There is some hack out there who can nail two board together who will underbid your best effort, so don't even try.

I just bid installing a single kitchen cabinet. With all the surrounding work that needed to be done, moving electrical, repairing electrical, patching walls, R&Reset D/W, repairing sink, it came to $1500.00. The previous bid was $300.00.

Needless to say, I didn't get the job. I asked if the $300.00 bid covered all the items I mentioned, they said no, but the son said they didn't want to invest $1500 since the lady won't be living there long(80+ years old). Happy Mother's day!


----------



## StickBuild (May 9, 2008)

WilsonRMDL said:


> After reading your posts I took another look at it.

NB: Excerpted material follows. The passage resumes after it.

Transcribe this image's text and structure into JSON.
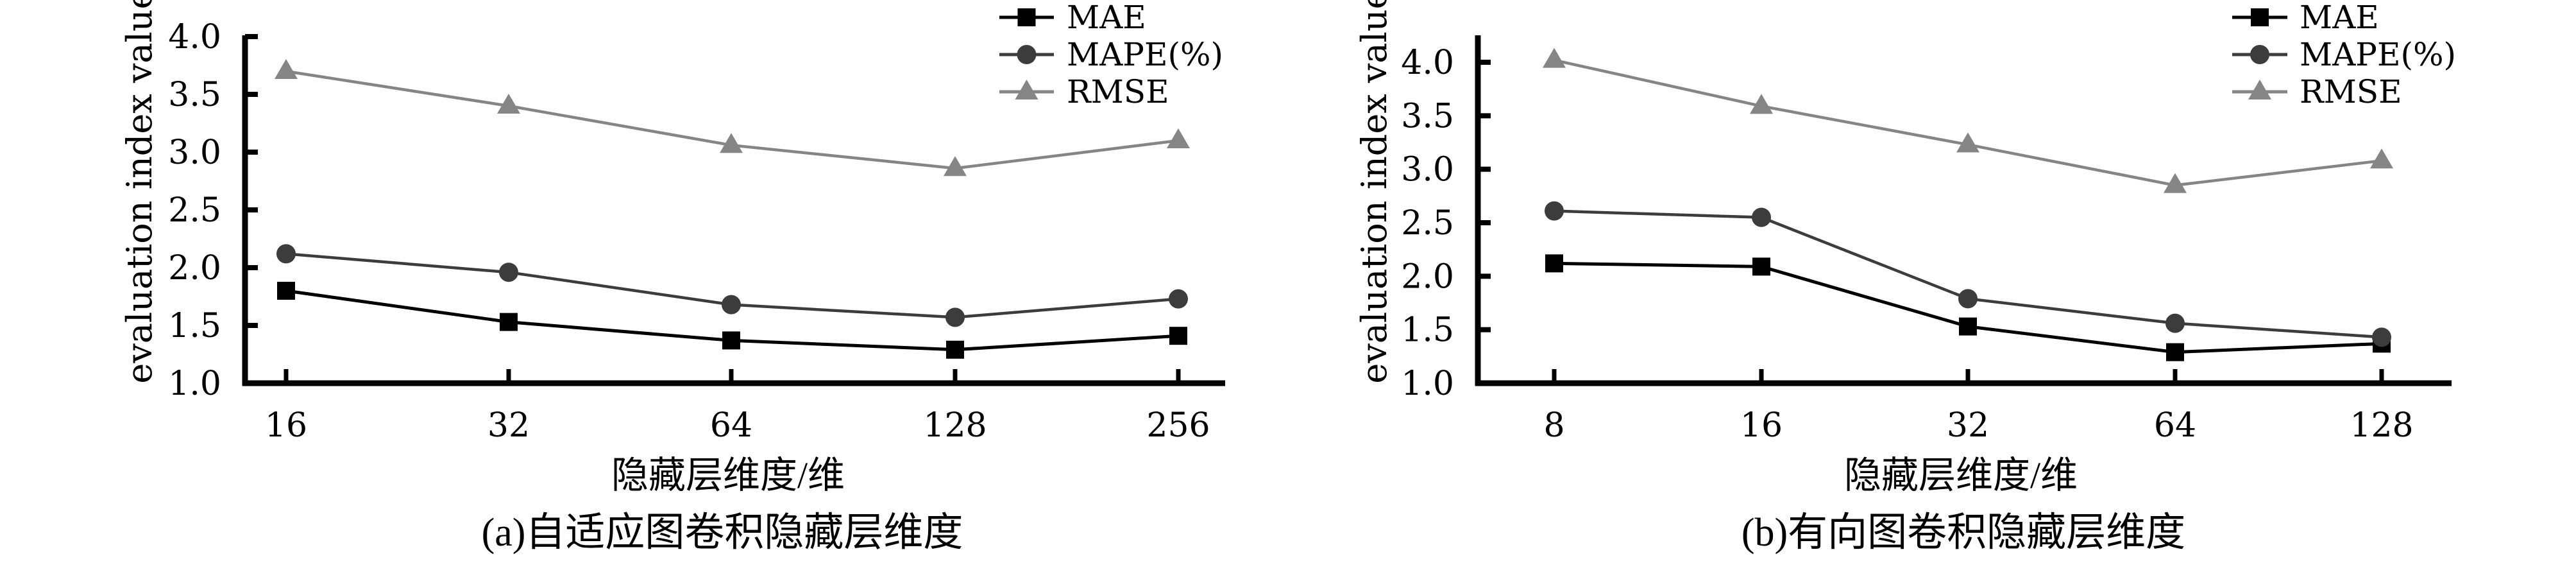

I guess I was just taken back at first that someone would consider turning a shed into a home office. Talked to the HO today and he said he said he's going with the lowest bid which was $1500. I couldnt even estimate my materials that low, let alone making any money on this job. I thanked him for his time and thats that. I dont understand why he would tell me what the winning bid was anyway, kind of out of the ordinary.


1500? That is aweful low to me I hate the low ballers. But you get what you pay for. I have done bidding lost to a lower bid the other guy screwed up the place and the HO called me back.. He got top dollar PER HOUR after that escapade and it was costly since the hot tub room wasnt even level on the piers. He called because the windows were working properly. I said how can they with the whole thing out of sqaure or level.
He paid dearly I won't to rehab work like that anymore.


----------